Chunker - Docs

The chunker is responsible for splitting the documents into smaller chunks. Every chunker in Dingo must be a subclass of the agent_dingo.rag.base.BaseChunker class. The chunker should implement the chunk method, which takes a list of documents and returns a list of chunks. The chunk is an instance of the agent_dingo.rag.base.Chunk class, which contains the content as a string, a reference to the parent document, and the embedding as a list of floats (initially None).

Dingo provides a simple RecursiveChunker that splits the document recursively until the specified chunk size is reached.

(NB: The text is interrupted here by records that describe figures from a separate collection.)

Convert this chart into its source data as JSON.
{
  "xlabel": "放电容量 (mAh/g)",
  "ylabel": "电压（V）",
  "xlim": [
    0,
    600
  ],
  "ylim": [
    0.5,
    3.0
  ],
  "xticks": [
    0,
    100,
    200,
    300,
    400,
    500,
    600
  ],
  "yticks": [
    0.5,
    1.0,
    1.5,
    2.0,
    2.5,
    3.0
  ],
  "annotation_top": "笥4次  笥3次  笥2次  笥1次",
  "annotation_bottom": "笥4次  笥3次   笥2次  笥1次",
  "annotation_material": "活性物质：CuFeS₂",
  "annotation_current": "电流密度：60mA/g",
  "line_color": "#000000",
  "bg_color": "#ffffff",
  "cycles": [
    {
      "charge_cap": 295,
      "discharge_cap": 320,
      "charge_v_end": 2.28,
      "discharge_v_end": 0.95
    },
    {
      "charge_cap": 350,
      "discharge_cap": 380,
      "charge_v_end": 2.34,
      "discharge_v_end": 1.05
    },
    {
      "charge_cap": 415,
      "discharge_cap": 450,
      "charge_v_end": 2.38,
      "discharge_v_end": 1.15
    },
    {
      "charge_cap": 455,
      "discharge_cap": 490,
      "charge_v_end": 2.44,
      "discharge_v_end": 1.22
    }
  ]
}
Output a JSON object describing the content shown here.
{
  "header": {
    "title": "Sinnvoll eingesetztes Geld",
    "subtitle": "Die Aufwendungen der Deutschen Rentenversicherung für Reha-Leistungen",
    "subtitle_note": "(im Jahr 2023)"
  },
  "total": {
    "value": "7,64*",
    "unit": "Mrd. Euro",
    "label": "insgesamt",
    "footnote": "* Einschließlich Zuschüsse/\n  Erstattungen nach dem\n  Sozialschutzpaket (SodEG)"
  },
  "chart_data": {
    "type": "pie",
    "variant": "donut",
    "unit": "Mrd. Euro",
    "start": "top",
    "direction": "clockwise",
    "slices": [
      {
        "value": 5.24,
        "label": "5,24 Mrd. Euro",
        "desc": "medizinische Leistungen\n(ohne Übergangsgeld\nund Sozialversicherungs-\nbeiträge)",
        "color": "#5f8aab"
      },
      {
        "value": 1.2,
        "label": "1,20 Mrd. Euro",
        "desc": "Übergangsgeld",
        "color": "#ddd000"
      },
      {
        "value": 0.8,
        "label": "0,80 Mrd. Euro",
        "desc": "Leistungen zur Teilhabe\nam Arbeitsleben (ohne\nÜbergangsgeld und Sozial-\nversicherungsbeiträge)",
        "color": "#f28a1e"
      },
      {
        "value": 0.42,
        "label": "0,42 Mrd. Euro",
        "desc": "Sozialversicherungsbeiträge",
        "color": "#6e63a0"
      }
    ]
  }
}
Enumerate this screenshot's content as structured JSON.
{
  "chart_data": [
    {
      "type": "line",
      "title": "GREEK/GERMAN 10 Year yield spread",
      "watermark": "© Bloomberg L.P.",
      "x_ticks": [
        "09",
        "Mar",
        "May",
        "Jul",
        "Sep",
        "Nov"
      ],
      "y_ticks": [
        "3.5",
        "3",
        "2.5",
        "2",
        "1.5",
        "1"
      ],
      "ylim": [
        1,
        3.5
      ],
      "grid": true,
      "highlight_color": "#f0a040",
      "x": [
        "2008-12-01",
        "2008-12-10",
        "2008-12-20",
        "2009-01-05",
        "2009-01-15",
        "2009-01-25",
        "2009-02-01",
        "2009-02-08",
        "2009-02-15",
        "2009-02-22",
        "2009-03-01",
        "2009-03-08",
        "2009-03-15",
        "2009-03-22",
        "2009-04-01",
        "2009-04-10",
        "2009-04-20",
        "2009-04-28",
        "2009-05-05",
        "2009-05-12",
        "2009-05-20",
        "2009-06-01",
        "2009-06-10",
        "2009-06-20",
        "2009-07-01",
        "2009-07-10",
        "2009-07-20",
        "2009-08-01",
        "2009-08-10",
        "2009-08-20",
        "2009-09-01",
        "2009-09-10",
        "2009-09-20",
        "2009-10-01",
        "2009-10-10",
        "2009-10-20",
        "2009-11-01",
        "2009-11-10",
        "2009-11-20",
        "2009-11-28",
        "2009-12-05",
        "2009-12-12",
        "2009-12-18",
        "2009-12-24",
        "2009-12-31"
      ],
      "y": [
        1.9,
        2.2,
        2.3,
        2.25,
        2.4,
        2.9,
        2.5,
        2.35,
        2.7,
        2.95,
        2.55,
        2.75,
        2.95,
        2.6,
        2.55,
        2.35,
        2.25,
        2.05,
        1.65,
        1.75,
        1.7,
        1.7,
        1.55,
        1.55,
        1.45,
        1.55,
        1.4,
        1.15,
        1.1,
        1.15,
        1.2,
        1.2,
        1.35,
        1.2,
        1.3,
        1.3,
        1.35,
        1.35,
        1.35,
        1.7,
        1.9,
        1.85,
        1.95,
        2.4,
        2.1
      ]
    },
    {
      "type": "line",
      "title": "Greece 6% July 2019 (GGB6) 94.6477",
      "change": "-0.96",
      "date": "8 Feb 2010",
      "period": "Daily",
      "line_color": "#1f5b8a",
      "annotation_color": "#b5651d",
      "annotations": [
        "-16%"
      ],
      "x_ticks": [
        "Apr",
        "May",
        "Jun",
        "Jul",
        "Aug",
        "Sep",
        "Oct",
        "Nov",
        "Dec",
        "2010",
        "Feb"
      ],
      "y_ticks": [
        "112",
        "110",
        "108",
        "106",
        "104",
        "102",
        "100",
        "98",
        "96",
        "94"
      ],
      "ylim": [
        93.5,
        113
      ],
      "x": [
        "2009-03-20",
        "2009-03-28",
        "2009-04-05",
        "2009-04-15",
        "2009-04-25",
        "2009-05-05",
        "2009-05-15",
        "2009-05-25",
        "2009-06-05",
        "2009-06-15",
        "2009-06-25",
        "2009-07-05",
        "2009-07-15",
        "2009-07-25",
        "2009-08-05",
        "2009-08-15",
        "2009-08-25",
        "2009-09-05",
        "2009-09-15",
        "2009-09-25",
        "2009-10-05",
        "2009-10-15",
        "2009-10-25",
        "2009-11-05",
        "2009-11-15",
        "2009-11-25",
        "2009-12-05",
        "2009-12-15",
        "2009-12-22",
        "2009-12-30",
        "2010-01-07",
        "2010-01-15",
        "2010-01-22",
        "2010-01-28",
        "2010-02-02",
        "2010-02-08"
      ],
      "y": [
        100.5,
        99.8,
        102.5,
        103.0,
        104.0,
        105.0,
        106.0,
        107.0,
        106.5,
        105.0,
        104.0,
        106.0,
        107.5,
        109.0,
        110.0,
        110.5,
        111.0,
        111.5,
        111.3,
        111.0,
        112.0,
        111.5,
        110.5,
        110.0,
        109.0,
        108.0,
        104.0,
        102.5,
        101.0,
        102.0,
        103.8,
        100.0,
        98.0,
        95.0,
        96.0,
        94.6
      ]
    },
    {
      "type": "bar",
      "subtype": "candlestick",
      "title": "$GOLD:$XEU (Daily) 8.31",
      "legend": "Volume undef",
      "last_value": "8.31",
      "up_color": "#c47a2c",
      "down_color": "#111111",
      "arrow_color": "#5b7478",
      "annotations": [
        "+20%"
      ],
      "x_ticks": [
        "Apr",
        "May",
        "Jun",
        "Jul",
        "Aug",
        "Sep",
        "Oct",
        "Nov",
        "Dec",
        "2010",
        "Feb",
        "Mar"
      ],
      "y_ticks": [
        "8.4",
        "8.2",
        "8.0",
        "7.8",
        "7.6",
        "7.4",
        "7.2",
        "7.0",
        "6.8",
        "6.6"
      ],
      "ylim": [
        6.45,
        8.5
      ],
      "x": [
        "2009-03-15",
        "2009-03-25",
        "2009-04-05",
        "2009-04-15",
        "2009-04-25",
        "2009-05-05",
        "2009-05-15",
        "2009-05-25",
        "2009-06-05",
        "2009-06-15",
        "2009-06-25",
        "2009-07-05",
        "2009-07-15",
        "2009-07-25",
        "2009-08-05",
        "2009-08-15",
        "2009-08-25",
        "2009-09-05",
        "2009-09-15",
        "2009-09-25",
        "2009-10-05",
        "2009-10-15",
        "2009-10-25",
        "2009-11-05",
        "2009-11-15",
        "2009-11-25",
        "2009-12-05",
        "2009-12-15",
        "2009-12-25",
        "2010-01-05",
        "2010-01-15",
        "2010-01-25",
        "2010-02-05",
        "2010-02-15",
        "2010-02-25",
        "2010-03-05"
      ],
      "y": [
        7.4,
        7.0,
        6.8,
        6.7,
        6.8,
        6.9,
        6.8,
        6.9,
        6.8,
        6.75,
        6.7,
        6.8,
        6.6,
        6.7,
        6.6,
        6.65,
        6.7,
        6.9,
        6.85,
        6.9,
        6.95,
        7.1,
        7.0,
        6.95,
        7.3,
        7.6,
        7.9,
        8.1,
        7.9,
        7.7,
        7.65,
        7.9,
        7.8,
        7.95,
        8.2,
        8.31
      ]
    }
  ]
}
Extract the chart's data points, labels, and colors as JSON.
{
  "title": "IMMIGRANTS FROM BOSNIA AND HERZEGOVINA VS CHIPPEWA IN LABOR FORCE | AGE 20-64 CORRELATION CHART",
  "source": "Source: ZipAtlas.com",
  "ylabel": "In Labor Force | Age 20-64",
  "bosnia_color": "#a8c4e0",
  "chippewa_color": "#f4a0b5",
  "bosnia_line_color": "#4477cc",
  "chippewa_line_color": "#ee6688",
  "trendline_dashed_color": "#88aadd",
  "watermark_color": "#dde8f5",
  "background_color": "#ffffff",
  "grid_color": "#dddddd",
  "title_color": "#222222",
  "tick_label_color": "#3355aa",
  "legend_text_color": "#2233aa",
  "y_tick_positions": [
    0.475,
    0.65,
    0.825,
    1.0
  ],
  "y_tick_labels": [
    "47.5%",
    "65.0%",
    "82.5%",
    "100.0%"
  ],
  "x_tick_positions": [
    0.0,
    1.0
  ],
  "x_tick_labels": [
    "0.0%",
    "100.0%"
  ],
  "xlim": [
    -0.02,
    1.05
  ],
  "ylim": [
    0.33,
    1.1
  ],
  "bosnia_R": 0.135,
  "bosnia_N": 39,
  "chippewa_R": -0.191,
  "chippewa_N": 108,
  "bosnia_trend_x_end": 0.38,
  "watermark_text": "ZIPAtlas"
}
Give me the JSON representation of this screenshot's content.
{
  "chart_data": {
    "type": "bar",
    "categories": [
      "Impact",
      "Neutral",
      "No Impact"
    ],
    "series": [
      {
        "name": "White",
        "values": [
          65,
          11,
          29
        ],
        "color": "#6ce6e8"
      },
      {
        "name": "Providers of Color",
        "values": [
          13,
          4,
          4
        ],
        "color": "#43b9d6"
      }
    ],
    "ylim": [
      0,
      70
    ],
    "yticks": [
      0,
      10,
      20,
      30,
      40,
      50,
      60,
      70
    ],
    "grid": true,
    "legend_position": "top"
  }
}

from agent_dingo.rag.chunkers.recursive import RecursiveChunker

chunker = RecursiveChunker(chunk_size=512)
chunks = chunker.chunk(docs)
print(chunks)
# [Chunk(content='...', document=Document(content='...', metadata={'source': 'file.docx', 'paragraph': 1}), embedding=None), ...]

Supported parameters:

chunk_size: the maximum number of characters in a chunk.
separators: a list of strings that can be used as separators to split the document. By default is None, in which case ["\n\n", "\n", " ", ""] are used.
keep_separator: a boolean flag that determines whether to keep the separators in the chunks. By default is False.
merge_separator: a string that is used to merge small chunks into larger ones. By default " ".